If it is not to overwhelm us, dealing with change requires an amazing level of resilience, something that many of us did not expect to need at this stage of our lives. Fortunately there is help in acquiring such resilience in a newly released book by Joan McArthur-Blair and Jeanie Cockell called Building Resilience with Appreciative Inquiry. Cockell and McArthur-Blair are consultants who offer help in creating positive futures in part by building resilience. They tend to focus on leaders, which many of us still are, if no longer in the business and professional worlds, in community organizations or as matriarchs in our families.

In their book, resilience is built though the focus of appreciative inquiry and the application of appreciative intelligence. There are three components in building resilience using this framework. They involve learning how to deal with hope, despair and forgiveness.

Dealing with Hope

The appreciative approach centers around applied optimism and that makes hope a major component. However, being hopeful is not easy or automatic, though it comes easier to some than to others. It requires focus and practice. Once achieved, it can help us get through the biggest changes and the most difficult of times. Victor Frankl who survived Nazi concentration camps is an amazing example of this.

Experience in my own business tells me that hope works. We bid competitively for work. Often, after considerable effort putting together a proposal on our own time, we do not get the job. My response to my disappointed team is always ‘we are being saved for something better.’ And something else has always come up. I don’t know for sure if it is better than what we lost, but it is good.

Dealing with Despair

No matter how optimistic and hopeful we are, despair is an unavoidable part of life. If we are to be resilient, we have to know how to deal with it. When my mother died, a wise person told me ‘now you are walking the mourner’s path.’ This provided a kind of comfort. It told me that there was no way around my sorrow. I had to go through it. Second, it told me that paths end and my despair would not last forever. Despair from losing a job can often be dealt with by using the ‘being saved for something better’ mantra. Resilient people who practice such attitudes are more likely to find themselves in brighter circumstances in the future.

Dealing with Forgiveness

Forgiveness is a toughie. Someone has wronged us and hurt us. We are upset. It is not fair. They were the ones that harmed us. Why should we forgive them?

Because forgiveness is not about the person you are forgiving. It is about you. Foregoing forgiveness means we continue to allow anger, resentment and even fear to color our lives, our view of the world and the people in it. Letting go of these negative and limiting views enables us to see more good in the world and in the people around us. It lets us deal with change positively and with hope – and that is being resilient.

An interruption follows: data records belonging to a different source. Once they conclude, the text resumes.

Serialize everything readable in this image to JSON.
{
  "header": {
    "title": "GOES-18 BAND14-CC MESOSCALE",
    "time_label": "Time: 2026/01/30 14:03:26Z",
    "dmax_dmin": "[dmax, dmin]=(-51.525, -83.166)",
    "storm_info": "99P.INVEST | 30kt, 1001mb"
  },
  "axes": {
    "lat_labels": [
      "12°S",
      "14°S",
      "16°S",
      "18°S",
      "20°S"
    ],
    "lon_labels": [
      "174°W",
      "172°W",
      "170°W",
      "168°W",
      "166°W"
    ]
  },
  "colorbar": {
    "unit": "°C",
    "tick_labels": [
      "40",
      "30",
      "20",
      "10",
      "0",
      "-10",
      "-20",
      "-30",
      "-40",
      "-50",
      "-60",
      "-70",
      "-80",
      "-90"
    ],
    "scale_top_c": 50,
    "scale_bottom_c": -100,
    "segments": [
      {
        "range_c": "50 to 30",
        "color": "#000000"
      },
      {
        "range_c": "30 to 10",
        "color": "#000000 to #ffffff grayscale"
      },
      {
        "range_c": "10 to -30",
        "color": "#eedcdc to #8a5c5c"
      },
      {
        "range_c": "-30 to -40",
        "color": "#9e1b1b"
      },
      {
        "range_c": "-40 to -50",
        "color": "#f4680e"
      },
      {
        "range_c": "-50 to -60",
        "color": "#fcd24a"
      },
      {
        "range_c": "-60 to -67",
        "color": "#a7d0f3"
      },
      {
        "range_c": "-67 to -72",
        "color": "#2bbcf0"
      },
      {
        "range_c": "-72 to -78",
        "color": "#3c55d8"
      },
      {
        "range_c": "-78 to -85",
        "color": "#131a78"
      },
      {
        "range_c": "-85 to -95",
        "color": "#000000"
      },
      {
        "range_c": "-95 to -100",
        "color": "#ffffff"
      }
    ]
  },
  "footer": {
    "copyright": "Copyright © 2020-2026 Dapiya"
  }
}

I have heard only one quibble with this book and the appreciative approach it uses. It is that it deals with the positive side of things and does not dig into the snags and difficulties we all face. To me, this is not a problem, but a very necessary balancing. Too much of everything we hear and see whether face to face, in the media or elsewhere concentrates on showing us only the disasters, past, present or future; real or imagined. We need more optimism. To be resilient enough to deal well with ever ongoing change, it really helps to focus on a brighter future. That focus is more likely to make it a reality.